日本の小型ロケットは世界のライバルに勝てるか?:宇宙ビジネスの新潮流(1/3 ページ)
7月30日にインターステラテクノロジズが観測ロケット「MOMO」初号機の実証実験を実施、8月9日にはキヤノン電子が筆頭株主となり、ロケットの開発企画を行う新会社が設立と、日本の小型ロケット開発が盛り上がっている。
日本の小型ロケット開発が一気に加速した。
7月30日にインターステラテクノロジズが観測ロケット「MOMO」初号機の実証実験を北海道の大樹町で行った。また、8月9日にはキヤノン電子が筆頭株主となり、ロケットの開発企画を行う新会社が設立された。今回はその背景を追う。
ホリエモンロケットは66秒間正常飛翔
ホリエモンの愛称でおなじみの堀江貴文氏が創業者を務めることで有名なロケットベンチャー企業のインターステラテクノロジズは、ロケット業界のスーパーカブを目指している。ポイントは、枯れて安定した技術を活用し、可動域の少ないシンプルな構成とすることで、量産してコストダウンを実現することだ。7月30日に観測ロケット「MOMO初号機」の打ち上げを大樹町で行った。観測ロケットとは、小型の実験装置などを高度100キロメートル以上の宇宙空間に打ち上げるためのロケットである。
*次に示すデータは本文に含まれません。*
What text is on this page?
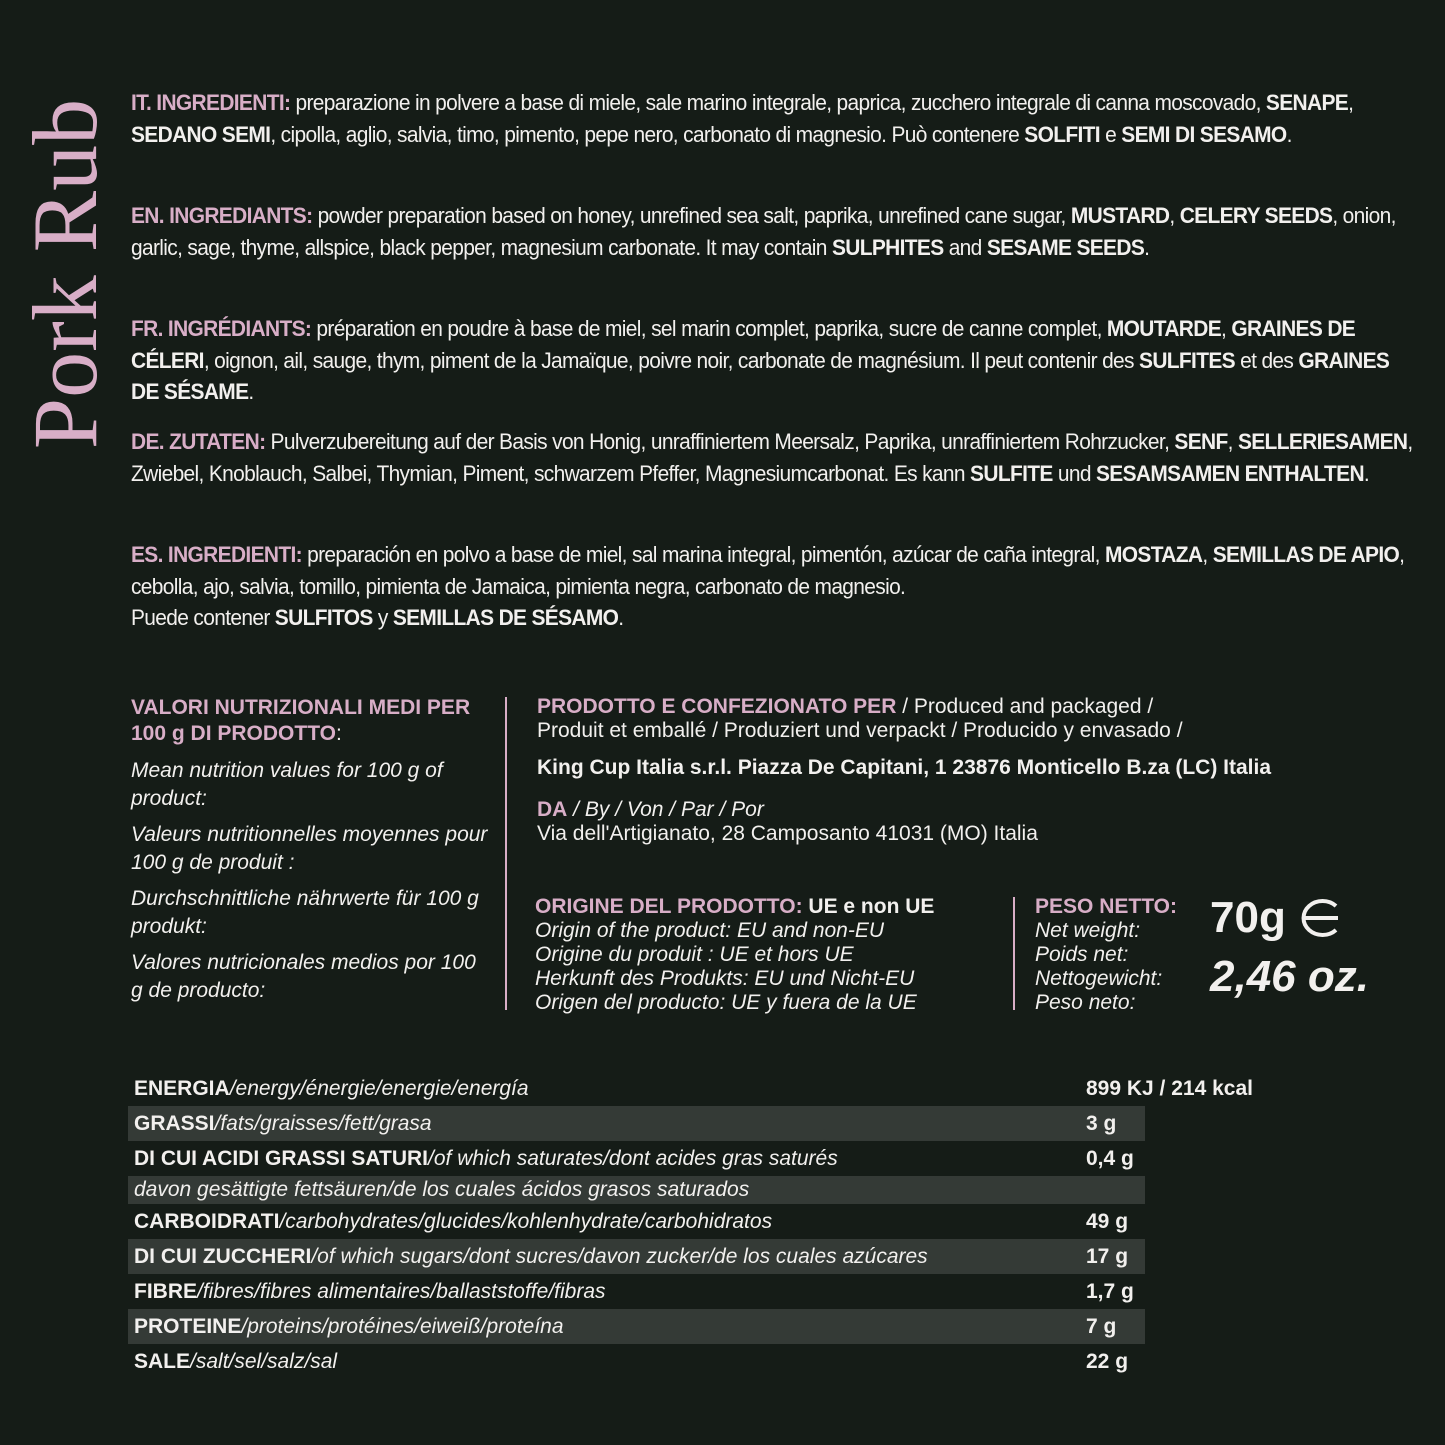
Pork Rub IT. INGREDIENTI: preparazione in polvere a base di miele, sale marino integrale, paprica, zucchero integrale di canna moscovado, SENAPE, SEDANO SEMI, cipolla, aglio, salvia, timo, pimento, pepe nero, carbonato di magnesio. Può contenere SOLFITI e SEMI DI SESAMO.

EN. INGREDIANTS: powder preparation based on honey, unrefined sea salt, paprika, unrefined cane sugar, MUSTARD, CELERY SEEDS, onion, garlic, sage, thyme, allspice, black pepper, magnesium carbonate. It may contain SULPHITES and SESAME SEEDS.

FR. INGRÉDIANTS: préparation en poudre à base de miel, sel marin complet, paprika, sucre de canne complet, MOUTARDE, GRAINES DE CÉLERI, oignon, ail, sauge, thym, piment de la Jamaïque, poivre noir, carbonate de magnésium. Il peut contenir des SULFITES et des GRAINES DE SÉSAME.

DE. ZUTATEN: Pulverzubereitung auf der Basis von Honig, unraffiniertem Meersalz, Paprika, unraffiniertem Rohrzucker, SENF, SELLERIESAMEN, Zwiebel, Knoblauch, Salbei, Thymian, Piment, schwarzem Pfeffer, Magnesiumcarbonat. Es kann SULFITE und SESAMSAMEN ENTHALTEN.

ES. INGREDIENTI: preparación en polvo a base de miel, sal marina integral, pimentón, azúcar de caña integral, MOSTAZA, SEMILLAS DE APIO, cebolla, ajo, salvia, tomillo, pimienta de Jamaica, pimienta negra, carbonato de magnesio.

Puede contener SULFITOS y SEMILLAS DE SÉSAMO.

VALORI NUTRIZIONALI MEDI PER 100 g DI PRODOTTO:
Mean nutrition values for 100 g of product:
Valeurs nutritionnelles moyennes pour 100 g de produit :
Durchschnittliche nährwerte für 100 g produkt:
Valores nutricionales medios por 100 g de producto:
PRODOTTO E CONFEZIONATO PER / Produced and packaged /
Produit et emballé / Produziert und verpackt / Producido y envasado /
King Cup Italia s.r.l. Piazza De Capitani, 1 23876 Monticello B.za (LC) Italia
DA / By / Von / Par / Por
Via dell'Artigianato, 28 Camposanto 41031 (MO) Italia
ORIGINE DEL PRODOTTO: UE e non UE
Origin of the product: EU and non-EU
Origine du produit : UE et hors UE
Herkunft des Produkts: EU und Nicht-EU
Origen del producto: UE y fuera de la UE
PESO NETTO:
Net weight:
Poids net:
Nettogewicht:
Peso neto:
70g
2,46 oz.
ENERGIA/energy/énergie/energie/energía	899 KJ / 214 kcal
GRASSI/fats/graisses/fett/grasa	3 g
DI CUI ACIDI GRASSI SATURI/of which saturates/dont acides gras saturés	0,4 g
davon gesättigte fettsäuren/de los cuales ácidos grasos saturados
CARBOIDRATI/carbohydrates/glucides/kohlenhydrate/carbohidratos	49 g
DI CUI ZUCCHERI/of which sugars/dont sucres/davon zucker/de los cuales azúcares	17 g
FIBRE/fibres/fibres alimentaires/ballaststoffe/fibras	1,7 g
PROTEINE/proteins/protéines/eiweiß/proteína	7 g
SALE/salt/sel/salz/sal	22 g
筆者もライブ中継を見ていたが、最終ローンチウィンドウでロケットは無事に離床。66秒間正常飛翔した後、テレメトリが途絶したため、緊急停止を行い、落下予定区域に落下させた。同日の記者会見で稲川貴大代表は、マックスQ(ロケットにかかる動圧が最大化する点)において機体に何らかの不具合が発生した可能性を指摘した。
他方で、エンジンの動作・性能確認、打ち上げの準備や手順など実証実験を行ったからこそ取得できた知見や経験は大きいはずだ。稲川氏も「今回の実験の目的は、ロケットを設計・製造して、飛行時の特性を得ることだった。目標の高度100キロメートルには届かなかったが、データを取るという意味では、満足できる結果が得られた」と発表している。年内に再び打ち上げを目指すとともに、今後はロケットの多段化も同時並行で行う。
キヤノン電子が中心となりロケット企業を発足
また、8月にはキヤノン電子が筆頭株主(70%)となり、IHIエアロスペース、清水建設、日本政策投資銀行の4社とともに、新世代小型ロケット開発企画株式会社を発足した。小型衛星打ち上げ需要の獲得を目的とした打ち上げサービスの事業化を目指すという。
キヤノン電子が民生機器の量産やコスト削減の知見を、IHIエアロスペースがロケット開発やシステムインテグレーションの知見を、清水建設が各種インフラ等に関する知見を、日本政策投資銀行がエクイティファイナンスの知見をそれぞれ提供。ロケットの開発、生産コストの低減、需要の蓋然性、事業性検証などを行っていくという。2017年末以降に事業会社化を目指している。